L’équation de Navier-Stokes est maintenant considérée comme la base universelle de la mécanique des fluides, quelle que soit la complexité et l’imprévisibilité du comportement de ses solutions. Elle est également connue pour être la seule équation hydrodynamique compatible avec l’isotropie et la linéarité de la relation contrainte-déformation. Pourtant, la vie au début de cette équation fut aussi fugace que la mousse sur une crête de vague. La preuve originale de Navier de 1822 n’a pas eu d’influence et l’équation a été redécouverte ou redessinée au moins quatre fois par Cauchy en 1823, par Poisson en 1829, par Saint-Venant en 1837 et par Stokes en 1845. Chaque nouvel investigateur ignora ou dénigra la contribution de ses prédécesseurs. Chacun avait sa propre façon de justifier l’équation.

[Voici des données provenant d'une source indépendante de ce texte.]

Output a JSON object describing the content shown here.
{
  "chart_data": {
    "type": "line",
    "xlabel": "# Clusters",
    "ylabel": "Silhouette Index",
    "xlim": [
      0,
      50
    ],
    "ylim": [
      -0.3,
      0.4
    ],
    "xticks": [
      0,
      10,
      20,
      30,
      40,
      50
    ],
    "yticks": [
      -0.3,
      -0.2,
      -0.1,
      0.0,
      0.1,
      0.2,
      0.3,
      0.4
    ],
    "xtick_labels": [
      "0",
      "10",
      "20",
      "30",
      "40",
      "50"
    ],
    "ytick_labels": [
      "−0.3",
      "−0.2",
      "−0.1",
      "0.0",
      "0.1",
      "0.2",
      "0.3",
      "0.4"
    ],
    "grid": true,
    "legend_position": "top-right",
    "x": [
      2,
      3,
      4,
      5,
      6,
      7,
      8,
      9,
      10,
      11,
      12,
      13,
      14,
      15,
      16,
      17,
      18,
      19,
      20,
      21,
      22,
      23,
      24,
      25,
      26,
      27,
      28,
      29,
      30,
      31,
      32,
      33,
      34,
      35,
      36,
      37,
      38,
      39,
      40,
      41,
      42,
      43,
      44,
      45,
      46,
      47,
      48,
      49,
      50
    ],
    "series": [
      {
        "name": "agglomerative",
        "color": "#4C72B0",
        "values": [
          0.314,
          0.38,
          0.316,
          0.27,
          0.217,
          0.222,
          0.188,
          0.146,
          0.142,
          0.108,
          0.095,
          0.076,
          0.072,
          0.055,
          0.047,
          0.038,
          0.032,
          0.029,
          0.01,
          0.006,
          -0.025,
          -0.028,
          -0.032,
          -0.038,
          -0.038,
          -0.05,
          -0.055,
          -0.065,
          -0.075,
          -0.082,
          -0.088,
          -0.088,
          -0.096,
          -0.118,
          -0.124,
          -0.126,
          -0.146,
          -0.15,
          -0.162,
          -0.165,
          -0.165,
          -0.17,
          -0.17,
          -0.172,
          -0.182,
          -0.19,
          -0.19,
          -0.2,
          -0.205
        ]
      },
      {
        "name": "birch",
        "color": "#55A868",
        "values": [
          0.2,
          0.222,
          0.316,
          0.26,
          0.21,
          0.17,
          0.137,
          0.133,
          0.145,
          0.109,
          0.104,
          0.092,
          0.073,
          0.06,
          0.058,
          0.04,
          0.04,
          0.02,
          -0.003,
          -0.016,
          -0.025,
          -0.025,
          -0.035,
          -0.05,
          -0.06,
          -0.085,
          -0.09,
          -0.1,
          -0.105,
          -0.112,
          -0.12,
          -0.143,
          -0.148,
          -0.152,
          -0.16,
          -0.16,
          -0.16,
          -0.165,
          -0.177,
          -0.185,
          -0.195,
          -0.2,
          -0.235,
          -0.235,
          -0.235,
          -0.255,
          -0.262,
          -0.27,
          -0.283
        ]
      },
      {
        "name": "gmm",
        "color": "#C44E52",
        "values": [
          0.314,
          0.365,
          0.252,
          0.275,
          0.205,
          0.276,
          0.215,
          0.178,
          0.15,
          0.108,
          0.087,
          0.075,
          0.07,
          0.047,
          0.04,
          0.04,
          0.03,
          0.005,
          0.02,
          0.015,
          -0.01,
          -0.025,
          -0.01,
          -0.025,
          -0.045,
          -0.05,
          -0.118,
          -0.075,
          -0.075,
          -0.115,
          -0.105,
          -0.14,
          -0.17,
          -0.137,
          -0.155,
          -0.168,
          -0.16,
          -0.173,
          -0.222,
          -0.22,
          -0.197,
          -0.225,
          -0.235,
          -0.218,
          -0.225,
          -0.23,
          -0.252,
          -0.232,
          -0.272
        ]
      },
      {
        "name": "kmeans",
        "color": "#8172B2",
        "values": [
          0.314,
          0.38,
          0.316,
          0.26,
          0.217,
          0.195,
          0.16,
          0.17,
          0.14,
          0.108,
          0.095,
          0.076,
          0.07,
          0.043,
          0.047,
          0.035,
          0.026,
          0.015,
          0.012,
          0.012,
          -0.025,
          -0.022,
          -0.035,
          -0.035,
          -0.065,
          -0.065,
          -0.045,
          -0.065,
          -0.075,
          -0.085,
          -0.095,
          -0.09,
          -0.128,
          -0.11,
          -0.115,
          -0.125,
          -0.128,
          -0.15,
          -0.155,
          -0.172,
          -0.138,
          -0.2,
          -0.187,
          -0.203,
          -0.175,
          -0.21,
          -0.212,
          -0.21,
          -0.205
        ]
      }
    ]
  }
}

Chacun a jugé différemment le type de mouvement et la nature du système auquel il s’appliquait.
Tous ces enquêteurs ont souhaité combler le vide qu’ils percevaient entre la mécanique des fluides rationnelle héritée de d’Alembert, Euler et Lagrange, et le comportement réel des fluides dans les processus hydrauliques ou aérodynamiques. Un écart similaire existait dans le cas de l’élasticité. Les formules établies par les mathématiciens pour la flexion des prismes ont été peu utiles pour évaluer les limites de la rupture dans les constructions physiques. Les motoristes français formés à Polytechnique, tels que Navier, Cauchy et Saint-Venant, étaient les mieux équipés et les plus motivés pour combler ces lacunes. Comme étape préliminaire vers une théorie plus réaliste de l’élasticité, Navier annonça en 1821 les équations générales d’équilibre et de mouvement pour un corps élastique (isotrope, à une constante). Il obtint rapidement l’équation de Navier-Stokes en transposant son raisonnement à des fluides. D’autres découvreurs de l’équation partirent aussi de l’élasticité, à l’exception de Stokes qui inversa l’analogie.
En raison de cette interdépendance contextuelle et structurelle entre les solides élastiques et les fluides visqueux, le présent article porte autant sur la théorie générale de l’élasticité que sur l’équation de Navier-Stokes.
La comparaison entre les différentes preuves de cette équation – ou entre les preuves correspondantes de l’équation du mouvement d’un corps élastique – apporte des caractéristiques importantes de la physique mathématique dans la période 1820-1850. Le recours au raisonnement moléculaire était un problème méthodologique et ontologique fondamental. Les historiens ont souvent perçu une opposition entre la physique moléculaire Laplacienne d’une part et la physique macroscopique du continuum d’autre part, avec Poisson, champion de la physique antérieure, Fourier de la seconde. Cependant, des études plus approfondies de la théorie de la chaleur de Fourier ont montré que l’opposition concerne davantage la lecture britannique de cet ouvrage que son contenu réel. L’étude actuelle des contributions contemporaines à la dynamique des fluides et des corps élastiques apporte de nouvelles preuves de l’hybridation de la physique moléculaire et du continuum.
Tous les chercheurs dans ces domaines, qu’il s’agisse d’ingénieurs ou de mathématiciens, ont convenu que les propriétés des corps concrets réels nécessitaient l’existence de molécules non contiguës.
Il y avait même des preuves, de Cauchy, de Poisson et de Saint-Venant, qui affirmait rigoureusement que l’existence d’un solide continu était impossible. Beaucoup à l’époque croyaient que cette physique reposait sur une base ferme et non hypothétique. Les cinq auteurs de l’équation de Navier-Stokes partageaient une ontologie moléculaire, mais ils différaient considérablement quant à la mesure dans laquelle leurs dérivations impliquaient matériellement des hypothèses moléculaires.